На другой день, отстояв обедню и приобщившись Св. тайн, Федор Михайлович пошел отыскивать штаб Северо-Западной армии.
День был солнечный, яркий и тихий. На Петербургской улице подле здания мужской гимназии стоял английский серый танк. Подле него толпились любопытные. В здании гимназии помещался штаб корпуса генерала Родзянко. Федор Михайлович толкнулся туда. По гимназическому двору было движение солдат. Входили и выходили люди в английских шинелях с винтовками и без винтовок, у кого — со штыком кверху, у кого — со штыком книзу. К деревьям были привязаны маленькие крестьянские лошади, небрежно поседланные различными седлами. Они глодали кору с деревьев и понуро жались на истоптанном песке. Отсутствие военного порядка поразило Федора Михайловича. У дверей стоял часовой — не часовой, сторож — не сторож, просто мужчина с ружьем. Он равнодушно смотрел на входивших и выходивших людей. В просторной комнате Федор Михайлович нашел большой стол, на нем планы окрестностей Петербурга двухверстного масштаба, недопитые стаканы чая, тарелки с хлебом и салом, нарезанным ломтями, и бесчисленные окурки папирос. По стенам были койки с взъерошенными одеялами. На двух окнах из четырех были спущены занавеси, и, несмотря на то, что был полный день, горело электричество. Было, похоже, что тут всю ночь разговаривали, обсуждали какие-то планы, курили, ели, пили, спали, вставали, читали донесения и отдавали распоряжения. Да, так бывало всегда во время боев, но никогда, во время самых тяжелых боев, не бывало у Федора Михайловича такого беспорядка и неряшества. И Федор Михайлович понял: в штабе здесь так же, как и в красных штабах, машина работала одним колесом. Была, быть может, голова, был начальник отряда и при нем начальник штаба, но не было опытных адъютантов, ординарцев, вестовых и денщиков, которые организовали бы по-человечески жизнь штаба. В стройный военный штаб вместе с добровольцами и партизанами входила студенческая богема и разрушала дисциплину и порядок. Здесь было «товарищество», сродное тому, что было в Красной армии, а вместе с тем была и та русская распущенность, что медленно и верно разрушала всякую организацию. Федор Михайлович с одного взгляда понял, что вся машина штаба, а с ним, значит, и вся машина армии работала постольку-поскольку. Здесь не приказывали, а просили, здесь было несколько "любимых вождей", но не было начальника. Здесь делали, что хотели, что могли, но не делали "во что бы то ни стало".
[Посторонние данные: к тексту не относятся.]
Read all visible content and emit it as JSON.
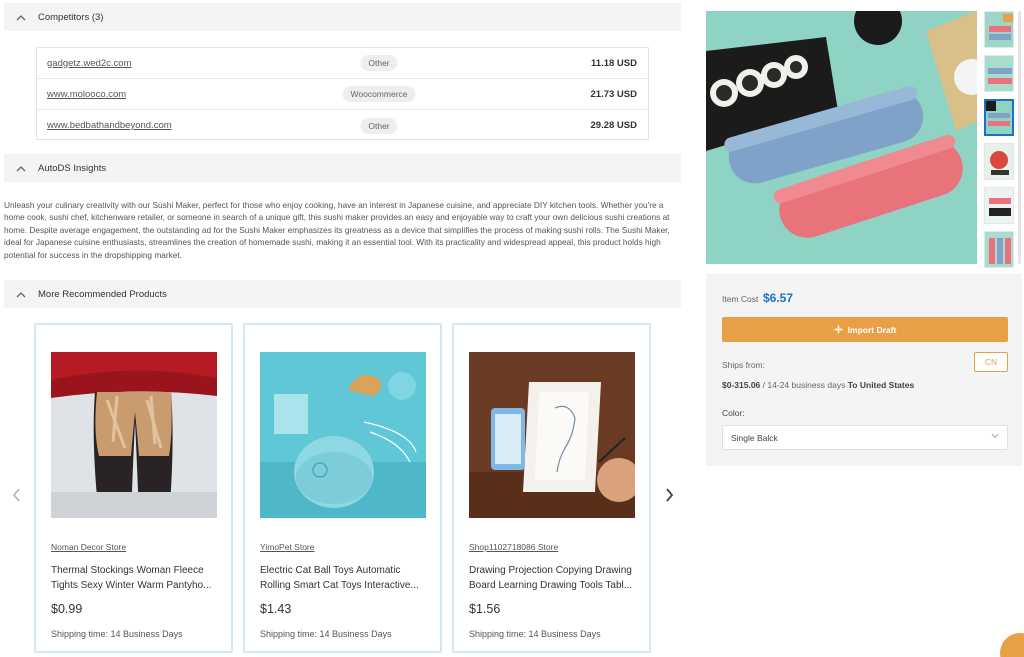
{
  "competitors": {
    "title": "Competitors (3)",
    "rows": [
      {
        "site": "gadgetz.wed2c.com",
        "platform": "Other",
        "price": "11.18 USD"
      },
      {
        "site": "www.molooco.com",
        "platform": "Woocommerce",
        "price": "21.73 USD"
      },
      {
        "site": "www.bedbathandbeyond.com",
        "platform": "Other",
        "price": "29.28 USD"
      }
    ]
  },
  "insights": {
    "title": "AutoDS Insights",
    "text": "Unleash your culinary creativity with our Sushi Maker, perfect for those who enjoy cooking, have an interest in Japanese cuisine, and appreciate DIY kitchen tools. Whether you're a home cook, sushi chef, kitchenware retailer, or someone in search of a unique gift, this sushi maker provides an easy and enjoyable way to craft your own delicious sushi creations at home. Despite average engagement, the outstanding ad for the Sushi Maker emphasizes its greatness as a device that simplifies the process of making sushi rolls. The Sushi Maker, ideal for Japanese cuisine enthusiasts, streamlines the creation of homemade sushi, making it an essential tool. With its practicality and widespread appeal, this product holds high potential for success in the dropshipping market."
  },
  "recommended": {
    "title": "More Recommended Products",
    "products": [
      {
        "store": "Noman Decor Store",
        "name_line1": "Thermal Stockings Woman Fleece",
        "name_line2": "Tights Sexy Winter Warm Pantyho...",
        "price": "$0.99",
        "shipping": "Shipping time: 14 Business Days"
      },
      {
        "store": "YimoPet Store",
        "name_line1": "Electric Cat Ball Toys Automatic",
        "name_line2": "Rolling Smart Cat Toys Interactive...",
        "price": "$1.43",
        "shipping": "Shipping time: 14 Business Days"
      },
      {
        "store": "Shop1102718086 Store",
        "name_line1": "Drawing Projection Copying Drawing",
        "name_line2": "Board Learning Drawing Tools Tabl...",
        "price": "$1.56",
        "shipping": "Shipping time: 14 Business Days"
      }
    ]
  },
  "product": {
    "item_cost_label": "Item Cost",
    "item_cost": "$6.57",
    "import_label": "Import Draft",
    "ships_from_label": "Ships from:",
    "origin": "CN",
    "shipping_price": "$0-315.06",
    "shipping_days": "/ 14-24 business days",
    "destination": "To United States",
    "color_label": "Color:",
    "color_value": "Single Balck"
  },
  "colors": {
    "accent": "#e8a047",
    "link_blue": "#1e6fc8",
    "card_border": "#d5e7f7"
  }
}
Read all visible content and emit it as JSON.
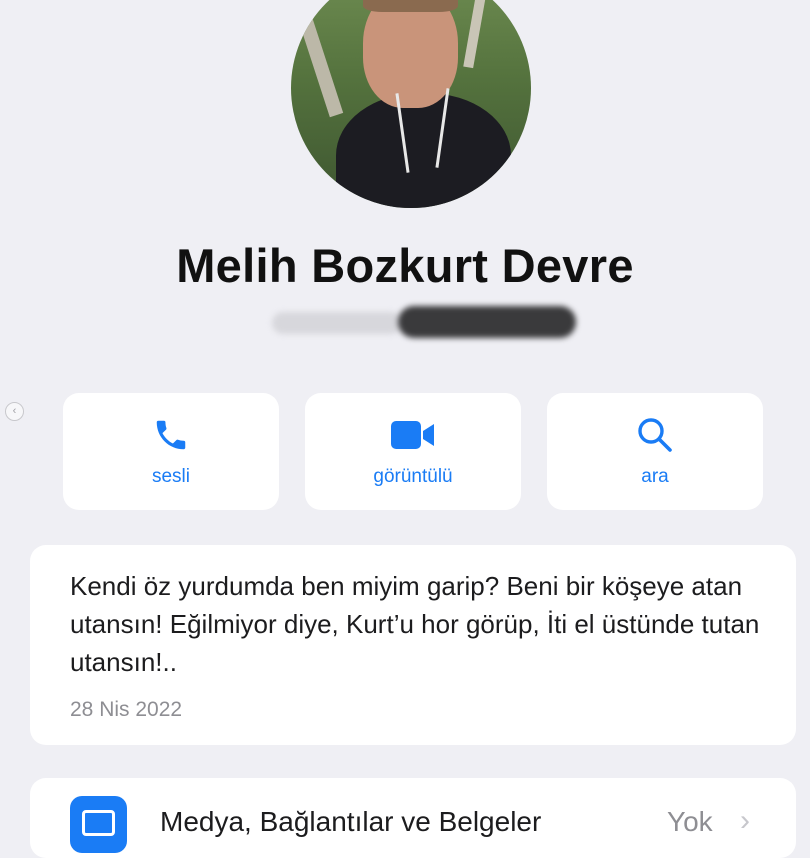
{
  "contact": {
    "name": "Melih Bozkurt Devre"
  },
  "actions": [
    {
      "label": "sesli",
      "icon": "phone-icon"
    },
    {
      "label": "görüntülü",
      "icon": "video-camera-icon"
    },
    {
      "label": "ara",
      "icon": "search-icon"
    }
  ],
  "about": {
    "text": "Kendi öz yurdumda ben miyim garip?  Beni bir köşeye atan utansın! Eğilmiyor diye, Kurt’u hor görüp, İti el üstünde tutan utansın!..",
    "date": "28 Nis 2022"
  },
  "media": {
    "label": "Medya, Bağlantılar ve Belgeler",
    "value": "Yok",
    "icon": "photo-icon"
  },
  "navigation": {
    "back_icon": "chevron-left-icon",
    "back_glyph": "‹"
  },
  "colors": {
    "accent": "#1a7cf5",
    "background": "#efeff4"
  }
}
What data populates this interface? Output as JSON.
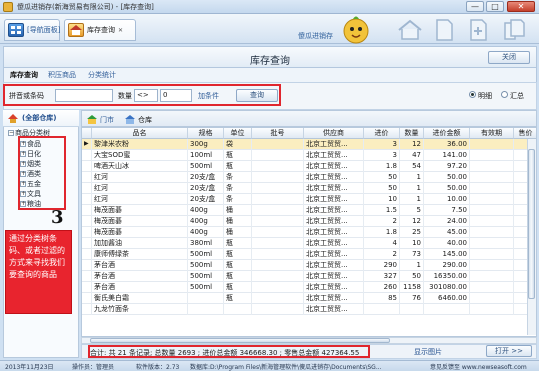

Высокий человек с большим землисто-серым лицом и серыми умными глазами, в кителе с генеральскими погонами подошел к Кускову и спросил его, что ему нужно.
— Я генерал Кусков, перешел вчера к вам от красных, — сказал Федор Михайлович, — и хотел бы так или иначе узнать свое здесь положение.
Генерал с недоумением смотрел на Федора Михайловича, и видел Федор Михайлович, что хочет и не может подать ему руку старый генерал. Он нахмурился.